Emily @ Sugar Spun Run
Hi Skimp! Since the recipe does not use yeast, the dough is very similar to a biscuit dough. Usually after frying it, it will taste more like a donut. We are happy you enjoyed it overall! 🙂
Kiwi
Would it work if I shaped these into little donuts? 😛
Sam
Other people have reported that they’ve done so with success! 🙂
Kate
This is the first time I’ve ever made donuts or fried anything and they actually quite straight forward and turned out perfectly first go. Everyone enjoyed them. Now I’m inspired to try some different flavours!
Sienna
This was so good! Used many times!
Featherhead
Would this recipe work using an air-fryer instead of deep-frying?
Sam
I haven’t tried it so I can’t say for sure. Since it is more of a dough than a batter I think it could work.
grace
tried it, it became too dry and cracked. make sure to brush it with oil everytime you check.
grace
Final comment on Air Fryer version: actually even if it looks dry and cracked, it turned out great! its like a turnover dough when you use air fyer. its crusty but just enough, sooo yummy! and less oil definitely!

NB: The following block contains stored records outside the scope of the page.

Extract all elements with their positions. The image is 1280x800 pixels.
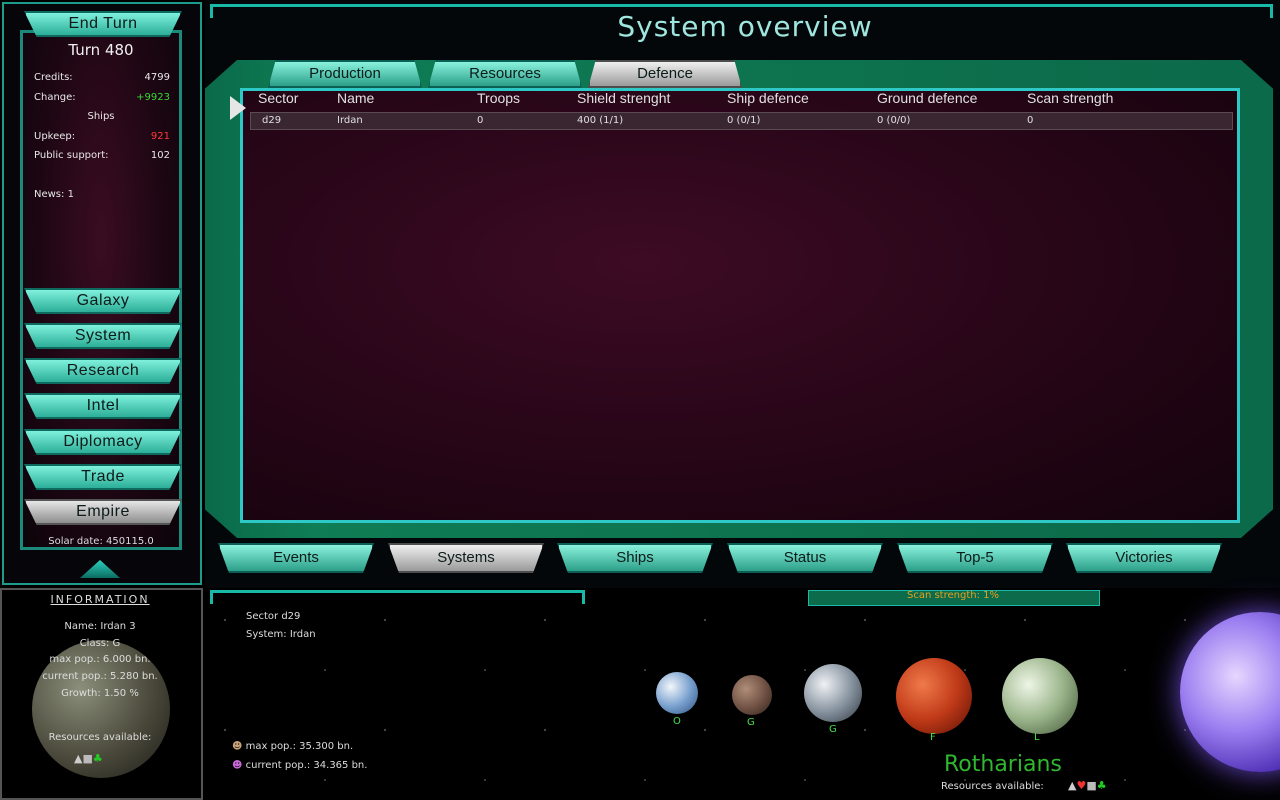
tab-victories[interactable]: Victories (1066, 543, 1222, 573)
nav-intel-button[interactable]: Intel (24, 393, 182, 419)
tab-status[interactable]: Status (727, 543, 883, 573)
cell-name: Irdan (337, 115, 363, 126)
tab-top-5[interactable]: Top-5 (897, 543, 1053, 573)
nav-research-button[interactable]: Research (24, 358, 182, 384)
change-stat: Change: +9923 (34, 92, 170, 103)
public-support-stat: Public support: 102 (34, 150, 170, 161)
info-line: current pop.: 5.280 bn. (42, 671, 158, 682)
planet-f[interactable] (896, 658, 972, 734)
planet-class-label: L (1034, 732, 1040, 743)
nav-system-button[interactable]: System (24, 323, 182, 349)
end-turn-button[interactable]: End Turn (24, 11, 182, 37)
stat-label: Credits: (34, 72, 73, 83)
info-line: Class: G (79, 638, 121, 649)
tab-production[interactable]: Production (268, 60, 422, 88)
stat-value: 4799 (144, 72, 170, 83)
planet-l[interactable] (1002, 658, 1078, 734)
system-resource-icons: ▲♥■♣ (1068, 779, 1107, 792)
stat-label: Upkeep: (34, 131, 76, 142)
upkeep-stat: Upkeep: 921 (34, 131, 170, 142)
planet-class-label: G (829, 724, 837, 735)
column-header-shield[interactable]: Shield strenght (577, 90, 670, 106)
planet-class-label: O (673, 716, 681, 727)
page-title: System overview (617, 10, 873, 43)
stat-value: +9923 (136, 92, 170, 103)
column-header-scan-strength[interactable]: Scan strength (1027, 90, 1113, 106)
credits-stat: Credits: 4799 (34, 72, 170, 83)
tab-events[interactable]: Events (218, 543, 374, 573)
table-area (240, 88, 1240, 523)
nav-trade-button[interactable]: Trade (24, 464, 182, 490)
max-pop: ☻ max pop.: 35.300 bn. (232, 741, 353, 752)
cell-sector: d29 (262, 115, 282, 126)
information-title: INFORMATION (50, 593, 150, 606)
population-icon: ☻ (232, 741, 243, 752)
tab-ships[interactable]: Ships (557, 543, 713, 573)
resource-icons: ▲■♣ (74, 752, 103, 765)
planet-g-2[interactable] (804, 664, 862, 722)
planet-g-1[interactable] (732, 675, 772, 715)
nav-galaxy-button[interactable]: Galaxy (24, 288, 182, 314)
planet-o[interactable] (656, 672, 698, 714)
info-line: Growth: 1.50 % (61, 688, 139, 699)
population-icon: ☻ (232, 760, 243, 771)
bottom-frame (210, 590, 585, 604)
column-header-troops[interactable]: Troops (477, 90, 520, 106)
cell-shield: 400 (1/1) (577, 115, 624, 126)
turn-counter: Turn 480 (68, 41, 134, 59)
stat-label: Change: (34, 92, 76, 103)
stat-value: 102 (150, 150, 170, 161)
nav-empire-button[interactable]: Empire (24, 499, 182, 525)
stat-label: Public support: (34, 150, 109, 161)
planet-class-label: G (747, 717, 755, 728)
sector-label: Sector d29 (246, 611, 301, 622)
current-pop-value: current pop.: 34.365 bn. (245, 760, 368, 771)
planet-class-label: F (930, 732, 936, 743)
tab-systems[interactable]: Systems (388, 543, 544, 573)
ships-label: Ships (87, 111, 115, 122)
cell-troops: 0 (477, 115, 484, 126)
solar-date: Solar date: 450115.0 (48, 536, 154, 547)
race-name: Rotharians (944, 752, 1062, 777)
max-pop-value: max pop.: 35.300 bn. (245, 741, 354, 752)
tab-resources[interactable]: Resources (428, 60, 582, 88)
column-header-sector[interactable]: Sector (258, 90, 298, 106)
column-header-name[interactable]: Name (337, 90, 374, 106)
news-link[interactable]: News: 1 (34, 189, 170, 200)
system-resources-label: Resources available: (941, 781, 1044, 792)
info-line: max pop.: 6.000 bn. (49, 654, 151, 665)
column-header-ship-defence[interactable]: Ship defence (727, 90, 809, 106)
cell-ground-defence: 0 (0/0) (877, 115, 911, 126)
stat-value: 921 (150, 131, 170, 142)
nav-diplomacy-button[interactable]: Diplomacy (24, 429, 182, 455)
current-pop: ☻ current pop.: 34.365 bn. (232, 760, 367, 771)
system-label: System: Irdan (246, 629, 316, 640)
column-header-ground-defence[interactable]: Ground defence (877, 90, 977, 106)
cell-ship-defence: 0 (0/1) (727, 115, 761, 126)
scroll-left-arrow-icon[interactable] (230, 96, 246, 120)
scan-strength-label: Scan strength: 1% (906, 590, 1000, 601)
tab-defence[interactable]: Defence (588, 60, 742, 88)
info-line: Name: Irdan 3 (64, 621, 136, 632)
resources-label: Resources available: (48, 732, 152, 743)
cell-scan-strength: 0 (1027, 115, 1034, 126)
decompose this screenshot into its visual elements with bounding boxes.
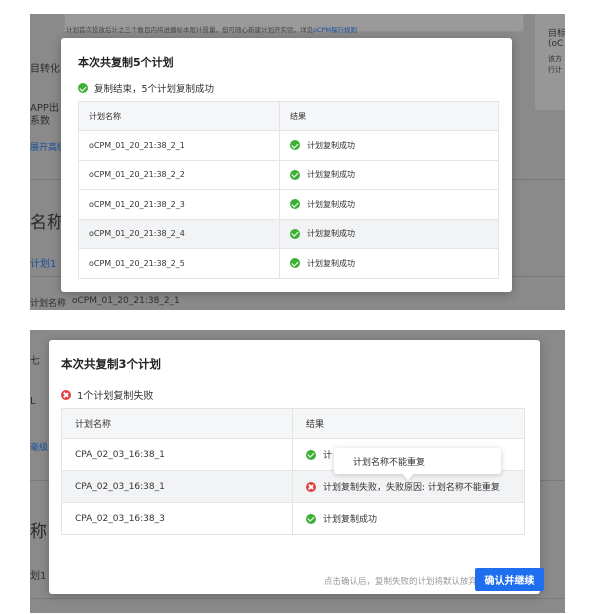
table-row: CPA_02_03_16:38_3 计划复制成功 xyxy=(61,502,525,535)
confirm-continue-button[interactable]: 确认并继续 xyxy=(475,568,544,591)
left-label: 系数 xyxy=(30,116,50,127)
result-cell: 计划复制成功 xyxy=(292,502,525,535)
result-text: 计划复制成功 xyxy=(307,199,355,209)
column-header: 结果 xyxy=(292,408,525,439)
copy-status: 复制结束，5个计划复制成功 xyxy=(78,81,214,95)
table-row: CPA_02_03_16:38_1 计划复制失败，失败原因: 计划名称不能重复 xyxy=(61,470,525,503)
success-icon xyxy=(290,228,300,239)
error-icon xyxy=(61,389,71,400)
result-cell: 计划复制成功 xyxy=(279,159,499,190)
plan-name-cell: CPA_02_03_16:38_1 xyxy=(61,470,293,503)
plan-name-cell: oCPM_01_20_21:38_2_3 xyxy=(78,189,280,220)
success-icon xyxy=(306,449,316,460)
result-text: 计划复制失败，失败原因: 计划名称不能重复 xyxy=(323,483,500,493)
name-heading: 名称 xyxy=(30,213,64,233)
plan-name-cell: CPA_02_03_16:38_1 xyxy=(61,438,293,471)
notice-text: 计划首次投放后计之三个数目内将进播标本限计投量，但可随心新建计划开实验，详见oC… xyxy=(66,26,358,34)
plan-name-cell: oCPM_01_20_21:38_2_2 xyxy=(78,159,280,190)
success-icon xyxy=(290,258,300,269)
result-table: 计划名称 结果 oCPM_01_20_21:38_2_1 计划复制成功 oCPM… xyxy=(78,101,499,279)
result-text: 计划复制成功 xyxy=(307,170,355,180)
modal-title: 本次共复制5个计划 xyxy=(78,56,174,69)
status-text: 1个计划复制失败 xyxy=(77,391,154,402)
left-label: 七 xyxy=(30,356,40,367)
table-row: oCPM_01_20_21:38_2_4 计划复制成功 xyxy=(78,218,499,249)
plan-name-cell: oCPM_01_20_21:38_2_4 xyxy=(78,218,280,249)
right-card-sub: (oC xyxy=(548,39,564,49)
result-text: 计 xyxy=(323,451,333,461)
plan-name-label: 计划名称 xyxy=(30,299,67,309)
name-heading: 称 xyxy=(30,522,47,542)
modal-title: 本次共复制3个计划 xyxy=(61,357,162,371)
result-cell: 计划复制成功 xyxy=(279,248,499,279)
column-header: 计划名称 xyxy=(78,101,280,131)
left-label: 目转化 xyxy=(30,64,60,75)
success-icon xyxy=(290,140,300,151)
success-icon xyxy=(290,169,300,180)
copy-status: 1个计划复制失败 xyxy=(61,387,153,402)
expand-advanced-link[interactable]: 毫级 xyxy=(30,440,48,453)
plan-link[interactable]: 划1 xyxy=(30,567,46,582)
right-card-line: 行计 xyxy=(548,66,562,74)
plan-link[interactable]: 计划1 xyxy=(30,255,56,270)
success-icon xyxy=(78,83,88,93)
notice-link[interactable]: oCPM探行规则 xyxy=(313,26,357,34)
result-text: 计划复制成功 xyxy=(307,140,355,150)
result-cell: 计划复制成功 xyxy=(279,189,499,220)
result-text: 计划复制成功 xyxy=(307,258,355,268)
copy-result-modal: 本次共复制5个计划 复制结束，5个计划复制成功 计划名称 结果 oCPM_01_… xyxy=(61,38,512,292)
plan-name-value: oCPM_01_20_21:38_2_1 xyxy=(72,296,180,306)
table-header: 计划名称 结果 xyxy=(61,408,525,439)
column-header: 计划名称 xyxy=(61,408,293,439)
plan-name-cell: oCPM_01_20_21:38_2_1 xyxy=(78,130,280,161)
table-row: oCPM_01_20_21:38_2_2 计划复制成功 xyxy=(78,159,499,190)
result-cell: 计划复制成功 xyxy=(279,218,499,249)
success-icon xyxy=(306,513,316,524)
table-header: 计划名称 结果 xyxy=(78,101,499,131)
footer-note: 点击确认后，复制失败的计划将默认放弃 xyxy=(324,577,478,587)
success-icon xyxy=(290,199,300,210)
right-card-line: 该方 xyxy=(548,55,562,63)
table-row: oCPM_01_20_21:38_2_5 计划复制成功 xyxy=(78,248,499,279)
right-card-title: 目标 xyxy=(548,29,565,39)
screenshot-copy-success: 计划首次投放后计之三个数目内将进播标本限计投量，但可随心新建计划开实验，详见oC… xyxy=(30,14,565,310)
left-label: L xyxy=(30,396,36,407)
table-row: oCPM_01_20_21:38_2_3 计划复制成功 xyxy=(78,189,499,220)
screenshot-copy-partial-failure: 七 L 毫级 称 划1 本次共复制3个计划 1个计划复制失败 计划名称 结果 C… xyxy=(30,330,565,613)
column-header: 结果 xyxy=(279,101,499,131)
status-text: 复制结束，5个计划复制成功 xyxy=(94,84,215,95)
result-text: 计划复制成功 xyxy=(307,229,355,239)
plan-name-cell: CPA_02_03_16:38_3 xyxy=(61,502,293,535)
divider xyxy=(30,598,565,599)
result-text: 计划复制成功 xyxy=(323,515,378,525)
failure-reason-tooltip: 计划名称不能重复 xyxy=(334,448,501,474)
copy-result-modal: 本次共复制3个计划 1个计划复制失败 计划名称 结果 CPA_02_03_16:… xyxy=(49,340,544,594)
result-cell: 计划复制成功 xyxy=(279,130,499,161)
table-row: oCPM_01_20_21:38_2_1 计划复制成功 xyxy=(78,130,499,161)
plan-name-cell: oCPM_01_20_21:38_2_5 xyxy=(78,248,280,279)
error-icon xyxy=(306,481,316,492)
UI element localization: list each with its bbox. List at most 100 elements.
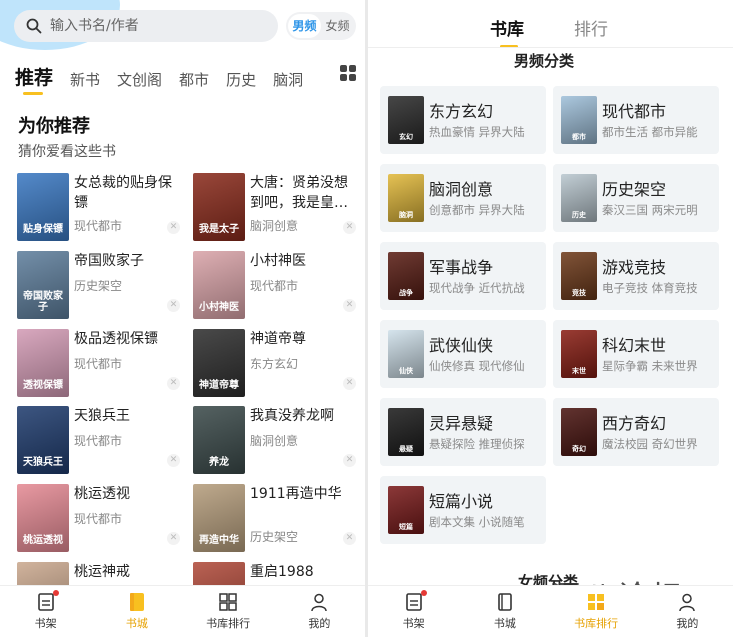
category-card[interactable]: 竞技 游戏竞技 电子竞技 体育竞技	[553, 242, 719, 310]
person-icon	[309, 592, 329, 612]
tab-urban[interactable]: 都市	[179, 69, 209, 90]
category-card[interactable]: 奇幻 西方奇幻 魔法校园 奇幻世界	[553, 398, 719, 466]
category-subtags: 都市生活 都市异能	[602, 125, 698, 139]
book-item[interactable]: 小村神医 小村神医 现代都市 ✕	[193, 251, 363, 323]
category-name: 武侠仙侠	[429, 336, 494, 355]
book-item[interactable]: 养龙 我真没养龙啊 脑洞创意 ✕	[193, 406, 363, 478]
category-subtags: 悬疑探险 推理侦探	[429, 437, 525, 451]
nav-bookstore[interactable]: 书城	[459, 586, 550, 637]
category-card[interactable]: 短篇 短篇小说 剧本文集 小说随笔	[380, 476, 546, 544]
tab-brainstorm[interactable]: 脑洞	[273, 69, 303, 90]
book-item[interactable]: 透视保镖 极品透视保镖 现代都市 ✕	[17, 329, 187, 401]
tab-recommend[interactable]: 推荐	[15, 63, 53, 95]
dismiss-icon[interactable]: ✕	[343, 221, 356, 234]
category-card[interactable]: 玄幻 东方玄幻 热血豪情 异界大陆	[380, 86, 546, 154]
category-subtags: 现代战争 近代抗战	[429, 281, 525, 295]
book-title: 我真没养龙啊	[250, 408, 334, 424]
dismiss-icon[interactable]: ✕	[167, 377, 180, 390]
male-category-heading: 男频分类	[514, 52, 575, 70]
dismiss-icon[interactable]: ✕	[343, 377, 356, 390]
cover-text: 奇幻	[572, 445, 586, 453]
search-input[interactable]	[50, 18, 250, 34]
category-card[interactable]: 都市 现代都市 都市生活 都市异能	[553, 86, 719, 154]
cover-text: 战争	[399, 289, 413, 297]
all-categories-icon[interactable]	[340, 65, 356, 81]
nav-library-ranking[interactable]: 书库排行	[551, 586, 642, 637]
grid-icon	[586, 592, 606, 612]
book-title: 桃运神戒	[74, 564, 130, 580]
category-cover: 悬疑	[388, 408, 424, 456]
book-genre: 现代都市	[250, 279, 299, 293]
book-item[interactable]: 再造中华 1911再造中华 历史架空 ✕	[193, 484, 363, 556]
nav-label: 书库排行	[574, 617, 619, 630]
dismiss-icon[interactable]: ✕	[167, 299, 180, 312]
category-name: 历史架空	[602, 180, 667, 199]
category-name: 短篇小说	[429, 492, 494, 511]
book-genre: 现代都市	[74, 434, 123, 448]
book-genre: 脑洞创意	[250, 219, 299, 233]
book-cover: 养龙	[193, 406, 245, 474]
book-genre: 脑洞创意	[250, 434, 299, 448]
nav-mine[interactable]: 我的	[642, 586, 733, 637]
nav-label: 我的	[676, 617, 699, 630]
section-title: 为你推荐	[18, 116, 90, 137]
book-item[interactable]: 神道帝尊 神道帝尊 东方玄幻 ✕	[193, 329, 363, 401]
book-cover: 贴身保镖	[17, 173, 69, 241]
tab-ranking[interactable]: 排行	[574, 15, 608, 40]
person-icon	[677, 592, 697, 612]
category-name: 灵异悬疑	[429, 414, 494, 433]
category-name: 现代都市	[602, 102, 667, 121]
cover-text: 玄幻	[399, 133, 413, 141]
grid-icon	[218, 592, 238, 612]
cover-text: 我是太子	[199, 224, 239, 235]
gender-toggle[interactable]: 男频 女频	[286, 12, 356, 40]
nav-bookshelf[interactable]: 书架	[0, 586, 91, 637]
book-item[interactable]: 贴身保镖 女总裁的贴身保镖 现代都市 ✕	[17, 173, 187, 245]
cover-text: 养龙	[209, 457, 229, 468]
bookshelf-icon	[404, 590, 427, 612]
book-title: 大唐：贤弟没想到吧，我是皇…	[250, 175, 348, 211]
category-cover: 竞技	[561, 252, 597, 300]
book-item[interactable]: 天狼兵王 天狼兵王 现代都市 ✕	[17, 406, 187, 478]
book-title: 1911再造中华	[250, 486, 342, 502]
bottom-nav: 书架 书城 书库排行 我的	[0, 585, 365, 637]
book-item[interactable]: 桃运透视 桃运透视 现代都市 ✕	[17, 484, 187, 556]
nav-library-ranking[interactable]: 书库排行	[183, 586, 274, 637]
dismiss-icon[interactable]: ✕	[343, 299, 356, 312]
category-card[interactable]: 战争 军事战争 现代战争 近代抗战	[380, 242, 546, 310]
nav-mine[interactable]: 我的	[274, 586, 365, 637]
dismiss-icon[interactable]: ✕	[343, 454, 356, 467]
category-card[interactable]: 末世 科幻末世 星际争霸 未来世界	[553, 320, 719, 388]
cover-text: 透视保镖	[23, 380, 63, 391]
category-subtags: 热血豪情 异界大陆	[429, 125, 525, 139]
dismiss-icon[interactable]: ✕	[167, 454, 180, 467]
book-item[interactable]: 我是太子 大唐：贤弟没想到吧，我是皇… 脑洞创意 ✕	[193, 173, 363, 245]
nav-label: 我的	[308, 617, 331, 630]
tab-new-books[interactable]: 新书	[70, 69, 100, 90]
tab-divider	[368, 47, 733, 48]
nav-bookstore[interactable]: 书城	[91, 586, 182, 637]
category-tabs: 推荐 新书 文创阁 都市 历史 脑洞	[15, 60, 360, 95]
book-cover: 小村神医	[193, 251, 245, 319]
tab-history[interactable]: 历史	[226, 69, 256, 90]
cover-text: 神道帝尊	[199, 380, 239, 391]
category-card[interactable]: 仙侠 武侠仙侠 仙侠修真 现代修仙	[380, 320, 546, 388]
tab-wenchuangge[interactable]: 文创阁	[117, 69, 162, 90]
search-bar[interactable]	[14, 10, 278, 42]
book-genre: 历史架空	[74, 279, 123, 293]
nav-bookshelf[interactable]: 书架	[368, 586, 459, 637]
category-card[interactable]: 脑洞 脑洞创意 创意都市 异界大陆	[380, 164, 546, 232]
tab-library[interactable]: 书库	[490, 15, 524, 48]
book-title: 重启1988	[250, 564, 314, 580]
cover-text: 末世	[572, 367, 586, 375]
category-card[interactable]: 历史 历史架空 秦汉三国 两宋元明	[553, 164, 719, 232]
cover-text: 悬疑	[399, 445, 413, 453]
gender-male-option[interactable]: 男频	[288, 14, 321, 38]
gender-female-option[interactable]: 女频	[321, 14, 354, 38]
notification-dot	[52, 590, 59, 596]
dismiss-icon[interactable]: ✕	[167, 221, 180, 234]
dismiss-icon[interactable]: ✕	[167, 532, 180, 545]
category-card[interactable]: 悬疑 灵异悬疑悬疑探险 推理侦探	[380, 398, 546, 466]
dismiss-icon[interactable]: ✕	[343, 532, 356, 545]
book-item[interactable]: 帝国败家子 帝国败家子 历史架空 ✕	[17, 251, 187, 323]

I will experiment on using tuna filling instead of cheese next time 💕. tip if you’re planning to use this recipe but baked in airfryer. make sure to brush it with oil every 10 mins or everytime you check it. I baked it in the air fryer for 30 mins. with 140-180 c settings.
Sam
Thank you for the feedback. 🙂
Gabriel Clune
I loved it
Until I got a mouthful of baking soda when I bit into the donut
If I’m doing something wrong tell me but I am not a fan
Sam
Oh no, Gabriel! The recipe calls for baking powder; 1 Tablespoon of baking soda would be quite an extreme amount and it’s not surprising you could taste it. I think if you try it again with baking powder you will have much better results! <3
Gabriel Clune
Soooo sorry for the bad review. They are delicious I’m still new to this so I thought baking powder and baking soda are the same thing I tried it again and they are delicious
Sam
I’m so glad they turned out. It’s nice to hear a good success story and I commend your efforts to try it again. Happy baking! 🙂
Yom
I got two dozen out of this recipe. I rolled half of then in cinnamon and sugar and the other half in sugar glaze. My wife got into them as soon as she came in the door.
Joe
These seemed a bit too crumbly. They fell apart. I assume I didn’t work the dough enough to develop the gluten. They also grow a lot, so be sure to make them 1/3 the size you want to end up with.
Zoe
Great recipe worked out perfect 👌
Sallykolone
Thank you Sam!!! It’s yummy and satisfying and want more hahaha. Thank you for sharing.